Par / 8 février 2001

par Nicole Borvo

Monsieur le président, madame la secrétaire d’Etat, mes chers collègues, nous examinons aujourd’hui la proposition de loi que mon amie Jacqueline Fraysse et les parlementaires communistes ont déposée en vue d’améliorer l’accès aux fonctions électives.

Nos collègues ont fait le choix délibéré de cibler les mesures les plus urgentes, les plus simples et les plus utiles. Il s’agit de donner un signal fort aux conseillers municipaux qui vont être prochainement élus.

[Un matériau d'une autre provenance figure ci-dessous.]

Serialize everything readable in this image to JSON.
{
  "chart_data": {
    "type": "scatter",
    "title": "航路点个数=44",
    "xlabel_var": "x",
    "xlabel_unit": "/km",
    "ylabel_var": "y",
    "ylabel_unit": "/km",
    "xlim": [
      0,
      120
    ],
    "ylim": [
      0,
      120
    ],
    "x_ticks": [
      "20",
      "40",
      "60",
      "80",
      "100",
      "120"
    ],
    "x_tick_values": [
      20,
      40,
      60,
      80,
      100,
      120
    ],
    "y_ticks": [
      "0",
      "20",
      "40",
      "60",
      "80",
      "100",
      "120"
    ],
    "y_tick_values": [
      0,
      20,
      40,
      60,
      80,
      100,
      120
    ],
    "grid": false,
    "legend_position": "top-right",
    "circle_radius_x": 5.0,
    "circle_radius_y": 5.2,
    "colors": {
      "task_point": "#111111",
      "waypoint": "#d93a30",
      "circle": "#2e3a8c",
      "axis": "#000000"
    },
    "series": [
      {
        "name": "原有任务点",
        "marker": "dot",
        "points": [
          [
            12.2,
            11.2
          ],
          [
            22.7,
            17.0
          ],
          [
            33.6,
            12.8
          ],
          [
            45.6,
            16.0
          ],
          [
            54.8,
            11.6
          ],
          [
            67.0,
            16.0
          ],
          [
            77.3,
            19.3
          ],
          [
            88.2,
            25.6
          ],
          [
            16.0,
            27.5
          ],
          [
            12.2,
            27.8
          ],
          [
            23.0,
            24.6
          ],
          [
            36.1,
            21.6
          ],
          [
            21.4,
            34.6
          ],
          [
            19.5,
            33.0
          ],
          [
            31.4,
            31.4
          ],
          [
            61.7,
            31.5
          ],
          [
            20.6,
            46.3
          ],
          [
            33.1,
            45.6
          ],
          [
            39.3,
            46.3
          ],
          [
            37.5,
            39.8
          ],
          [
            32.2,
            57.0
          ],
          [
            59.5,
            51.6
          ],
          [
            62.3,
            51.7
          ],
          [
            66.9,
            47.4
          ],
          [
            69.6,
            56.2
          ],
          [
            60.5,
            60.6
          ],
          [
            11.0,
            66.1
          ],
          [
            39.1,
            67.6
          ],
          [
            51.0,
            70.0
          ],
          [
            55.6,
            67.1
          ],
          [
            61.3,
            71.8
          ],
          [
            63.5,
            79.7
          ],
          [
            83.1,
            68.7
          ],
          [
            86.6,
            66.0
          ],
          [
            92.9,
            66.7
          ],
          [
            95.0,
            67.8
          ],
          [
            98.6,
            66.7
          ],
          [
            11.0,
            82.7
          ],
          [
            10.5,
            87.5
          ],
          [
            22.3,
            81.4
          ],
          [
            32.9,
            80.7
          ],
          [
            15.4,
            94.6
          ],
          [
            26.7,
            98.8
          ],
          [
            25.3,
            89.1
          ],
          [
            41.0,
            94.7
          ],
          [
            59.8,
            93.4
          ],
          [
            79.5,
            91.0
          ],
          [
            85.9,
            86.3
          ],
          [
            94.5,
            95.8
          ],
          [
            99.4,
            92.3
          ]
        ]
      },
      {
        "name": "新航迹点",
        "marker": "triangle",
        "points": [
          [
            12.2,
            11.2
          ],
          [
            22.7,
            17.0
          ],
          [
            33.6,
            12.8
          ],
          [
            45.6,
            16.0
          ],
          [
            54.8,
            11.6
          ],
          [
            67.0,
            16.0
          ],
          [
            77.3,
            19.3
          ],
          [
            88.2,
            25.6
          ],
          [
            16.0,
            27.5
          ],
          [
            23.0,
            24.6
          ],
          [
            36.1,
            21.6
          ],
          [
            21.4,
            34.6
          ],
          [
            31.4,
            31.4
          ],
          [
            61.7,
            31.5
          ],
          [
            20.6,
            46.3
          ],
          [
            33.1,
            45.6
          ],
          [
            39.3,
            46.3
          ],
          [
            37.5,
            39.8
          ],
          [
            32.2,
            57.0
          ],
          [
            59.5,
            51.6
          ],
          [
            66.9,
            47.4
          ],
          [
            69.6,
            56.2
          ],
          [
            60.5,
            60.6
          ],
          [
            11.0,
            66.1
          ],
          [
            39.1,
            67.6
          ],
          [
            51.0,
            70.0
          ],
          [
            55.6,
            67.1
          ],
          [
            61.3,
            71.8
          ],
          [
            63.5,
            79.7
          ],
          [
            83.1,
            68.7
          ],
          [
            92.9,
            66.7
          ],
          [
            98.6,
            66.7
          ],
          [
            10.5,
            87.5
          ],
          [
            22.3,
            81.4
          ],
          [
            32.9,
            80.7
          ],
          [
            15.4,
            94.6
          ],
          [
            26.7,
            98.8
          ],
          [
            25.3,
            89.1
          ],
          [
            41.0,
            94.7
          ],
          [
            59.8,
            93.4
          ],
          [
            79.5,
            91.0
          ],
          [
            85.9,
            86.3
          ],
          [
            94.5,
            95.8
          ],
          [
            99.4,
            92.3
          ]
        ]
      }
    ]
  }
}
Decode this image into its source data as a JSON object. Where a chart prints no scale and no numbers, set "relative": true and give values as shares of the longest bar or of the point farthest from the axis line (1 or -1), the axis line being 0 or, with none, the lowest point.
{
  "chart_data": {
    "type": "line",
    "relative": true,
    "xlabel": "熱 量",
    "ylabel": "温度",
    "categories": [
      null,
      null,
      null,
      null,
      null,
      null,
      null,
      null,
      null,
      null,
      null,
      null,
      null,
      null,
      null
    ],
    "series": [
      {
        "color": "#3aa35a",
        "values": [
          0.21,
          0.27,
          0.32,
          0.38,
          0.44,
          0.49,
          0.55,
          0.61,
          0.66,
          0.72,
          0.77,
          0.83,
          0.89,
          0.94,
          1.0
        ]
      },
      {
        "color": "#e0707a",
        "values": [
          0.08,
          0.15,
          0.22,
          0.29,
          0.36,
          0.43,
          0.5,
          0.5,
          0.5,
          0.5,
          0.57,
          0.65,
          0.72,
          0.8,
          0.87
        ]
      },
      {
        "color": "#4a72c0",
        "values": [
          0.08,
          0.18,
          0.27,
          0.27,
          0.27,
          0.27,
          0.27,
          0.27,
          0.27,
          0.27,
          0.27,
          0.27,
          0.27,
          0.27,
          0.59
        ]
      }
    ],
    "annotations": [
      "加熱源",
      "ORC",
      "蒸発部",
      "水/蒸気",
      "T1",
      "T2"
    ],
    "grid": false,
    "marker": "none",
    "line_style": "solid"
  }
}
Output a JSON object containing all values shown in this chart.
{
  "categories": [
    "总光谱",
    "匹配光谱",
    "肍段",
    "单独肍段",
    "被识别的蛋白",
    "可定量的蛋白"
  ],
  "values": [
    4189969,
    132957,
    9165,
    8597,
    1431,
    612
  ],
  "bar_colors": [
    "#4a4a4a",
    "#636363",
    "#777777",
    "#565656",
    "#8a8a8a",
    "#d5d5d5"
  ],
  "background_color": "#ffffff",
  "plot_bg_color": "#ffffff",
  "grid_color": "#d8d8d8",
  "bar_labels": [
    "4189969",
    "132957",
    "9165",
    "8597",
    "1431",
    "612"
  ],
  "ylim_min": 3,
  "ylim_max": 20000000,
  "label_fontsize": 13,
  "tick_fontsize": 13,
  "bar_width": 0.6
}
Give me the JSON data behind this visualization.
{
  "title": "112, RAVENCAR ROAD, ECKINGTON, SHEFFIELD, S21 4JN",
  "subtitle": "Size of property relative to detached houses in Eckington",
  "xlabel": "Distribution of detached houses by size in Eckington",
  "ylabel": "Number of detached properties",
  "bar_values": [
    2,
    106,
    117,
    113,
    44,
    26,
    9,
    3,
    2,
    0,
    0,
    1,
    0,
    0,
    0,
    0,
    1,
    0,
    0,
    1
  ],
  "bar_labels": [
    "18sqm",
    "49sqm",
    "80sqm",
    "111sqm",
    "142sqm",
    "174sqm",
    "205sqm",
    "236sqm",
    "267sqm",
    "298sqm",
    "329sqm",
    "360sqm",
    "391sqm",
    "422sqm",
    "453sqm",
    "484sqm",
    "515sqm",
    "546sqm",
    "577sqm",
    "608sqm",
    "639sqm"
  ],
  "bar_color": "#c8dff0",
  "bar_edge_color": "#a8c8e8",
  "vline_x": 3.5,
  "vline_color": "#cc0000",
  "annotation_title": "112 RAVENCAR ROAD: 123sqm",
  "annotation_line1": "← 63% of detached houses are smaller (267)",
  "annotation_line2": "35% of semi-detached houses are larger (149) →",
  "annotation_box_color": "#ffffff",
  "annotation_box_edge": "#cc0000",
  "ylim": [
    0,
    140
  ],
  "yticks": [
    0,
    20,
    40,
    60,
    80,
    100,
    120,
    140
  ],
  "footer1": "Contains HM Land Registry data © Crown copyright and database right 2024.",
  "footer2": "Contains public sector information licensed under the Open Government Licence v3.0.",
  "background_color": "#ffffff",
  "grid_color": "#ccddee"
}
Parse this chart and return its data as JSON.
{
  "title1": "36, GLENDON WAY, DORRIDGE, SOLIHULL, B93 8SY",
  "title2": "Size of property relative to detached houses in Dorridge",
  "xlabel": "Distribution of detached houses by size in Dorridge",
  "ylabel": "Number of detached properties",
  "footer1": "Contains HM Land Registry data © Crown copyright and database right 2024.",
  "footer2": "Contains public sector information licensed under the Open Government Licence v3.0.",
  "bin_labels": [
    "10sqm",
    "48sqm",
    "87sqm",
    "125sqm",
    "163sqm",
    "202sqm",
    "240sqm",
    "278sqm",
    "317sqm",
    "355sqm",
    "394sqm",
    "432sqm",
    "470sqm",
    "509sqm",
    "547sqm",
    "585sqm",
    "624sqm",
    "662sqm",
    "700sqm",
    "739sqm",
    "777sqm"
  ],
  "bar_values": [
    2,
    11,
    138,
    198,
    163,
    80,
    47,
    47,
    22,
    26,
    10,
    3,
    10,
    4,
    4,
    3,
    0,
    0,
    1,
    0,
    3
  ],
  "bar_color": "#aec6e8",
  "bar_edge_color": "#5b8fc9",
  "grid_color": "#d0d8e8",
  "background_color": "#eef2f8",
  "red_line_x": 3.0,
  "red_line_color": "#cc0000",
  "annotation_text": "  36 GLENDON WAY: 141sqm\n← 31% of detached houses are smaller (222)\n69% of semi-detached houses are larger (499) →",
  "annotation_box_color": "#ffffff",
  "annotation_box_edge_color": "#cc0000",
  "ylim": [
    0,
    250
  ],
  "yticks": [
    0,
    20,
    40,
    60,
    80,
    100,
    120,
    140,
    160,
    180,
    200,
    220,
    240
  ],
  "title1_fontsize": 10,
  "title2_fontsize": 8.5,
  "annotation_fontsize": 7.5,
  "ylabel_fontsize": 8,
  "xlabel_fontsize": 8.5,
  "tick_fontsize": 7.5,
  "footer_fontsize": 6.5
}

Cette question nécessitant d’être traitée dans sa globalité, il ne nous a pas semblé opportun d’accélérer la réflexion d’ensemble qui s’est organisée autour du rapport de la commission Mauroy, que certains membres de la majorité sénatoriale ont, du reste, quittée.

Cette réflexion va aboutir, comme l’a annoncé Lionel Jospin, au dépôt d’un projet de loi relatif à la démocratie citoyenne.

Ce projet de loi ambitionne de franchir de nouvelles étapes dans le décentralisation en réorganisant les compétences des collectivités, en améliorant leur gestion financière et en permettant aux citoyens de mieux participer à la vie de la cité par le biais des conseils de quartiers et par l’instauration d’un véritable statut de l’élu.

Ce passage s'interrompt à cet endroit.